Students study marketing God to the masses by examining mega-churches
Findings from the new course, which combines theology and marketing, being made Monday, May 1
05/01/06It’s Sunday and Crossroads Community Church is having a preaching competition between its two pastors, Brian Tome and Brian Wells. The two exchange barbs over preaching styles that include videos and a rock band halftime show. In the words of the Xavier students attending the service, it was “over the top.”
The students were not regular members of the congregation. Their visit to Crossroads was homework to prepare their final presentation for a new course titled Marketing/Evangelizing Churches, which explores the phenomenal growth of mega-churches. The students presented their research on May 1, in Room 3 of Hailstones Hall.

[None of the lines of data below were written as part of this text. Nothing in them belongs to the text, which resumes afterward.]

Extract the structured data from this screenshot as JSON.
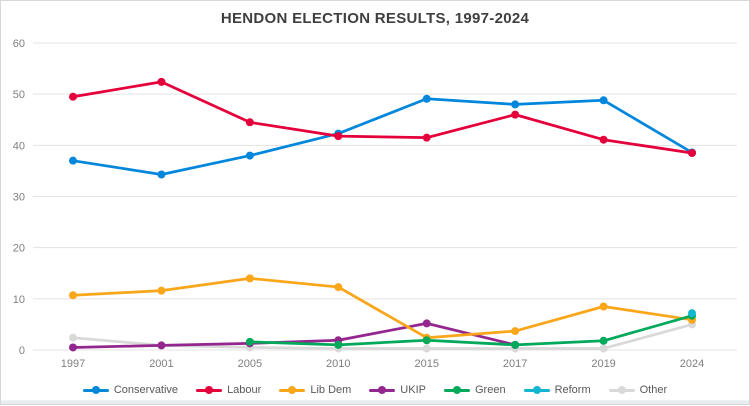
{
  "chart": {
    "title": "HENDON ELECTION RESULTS, 1997-2024"
  },
  "chart_data": {
    "type": "line",
    "title": "HENDON ELECTION RESULTS, 1997-2024",
    "categories": [
      "1997",
      "2001",
      "2005",
      "2010",
      "2015",
      "2017",
      "2019",
      "2024"
    ],
    "series": [
      {
        "name": "Conservative",
        "color": "#0087DC",
        "values": [
          37.0,
          34.3,
          38.0,
          42.3,
          49.1,
          48.0,
          48.8,
          38.6
        ]
      },
      {
        "name": "Labour",
        "color": "#E4003B",
        "values": [
          49.5,
          52.4,
          44.5,
          41.8,
          41.5,
          46.0,
          41.1,
          38.5
        ]
      },
      {
        "name": "Lib Dem",
        "color": "#FAA61A",
        "values": [
          10.7,
          11.6,
          14.0,
          12.3,
          2.4,
          3.7,
          8.5,
          5.9
        ]
      },
      {
        "name": "UKIP",
        "color": "#93278F",
        "values": [
          0.5,
          0.9,
          1.3,
          1.9,
          5.2,
          1.0,
          null,
          null
        ]
      },
      {
        "name": "Green",
        "color": "#02A95B",
        "values": [
          null,
          null,
          1.6,
          1.0,
          1.9,
          1.0,
          1.8,
          6.7
        ]
      },
      {
        "name": "Reform",
        "color": "#12B6CF",
        "values": [
          null,
          null,
          null,
          null,
          null,
          null,
          null,
          7.2
        ]
      },
      {
        "name": "Other",
        "color": "#D9D9D9",
        "values": [
          2.4,
          0.9,
          0.5,
          0.3,
          0.3,
          0.3,
          0.3,
          5.0
        ]
      }
    ],
    "ylim": [
      0,
      60
    ],
    "yticks": [
      0,
      10,
      20,
      30,
      40,
      50,
      60
    ],
    "xlabel": "",
    "ylabel": "",
    "grid": true,
    "legend_position": "bottom",
    "draw_order": [
      "Other",
      "UKIP",
      "Lib Dem",
      "Green",
      "Conservative",
      "Labour",
      "Reform"
    ],
    "axis_text_color": "#7f7f7f",
    "gridline_color": "#e3e3e3"
  }
}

At last count, there were more than 1,000 such churches in the United States, with some topping 20,000 members, and at least three in the Cincinnati area: Crossroads Community Church in Oakley; the Vineyard in Mason; and the Solid Rock Church on I-75 north of Cincinnati. Students are visiting these churches to better understand how they "market" to the un-churched or those dissatisfied with their church experience
The course, taught by Ted Bergh, who has a master's degree in theology from Xavier and an M.B.A. from Cornell University, also examines the growth of large Catholic churches. Student teams are also visiting Good Shepherd in Montgomery and St. John the Evangelist in West Chester.
“The teams compare evangelization, worship, marketing and member involvement in church activities,” says Bergh. “The primary question the students try to answer is: What draws ‘seekers’...those searching for faith…and the un-churched to become believers and faithful members of a congregation?”
The Xavier class found that mega-churches have sophisticated and carefully designed business plans to encourage seekers to become church members. Catholic mega-parishes are mostly unfamiliar with the concept of target audiences. They have also identified how the mega-church business model includes strategies that not only attract the un-churched but also encourage these seekers to become active members.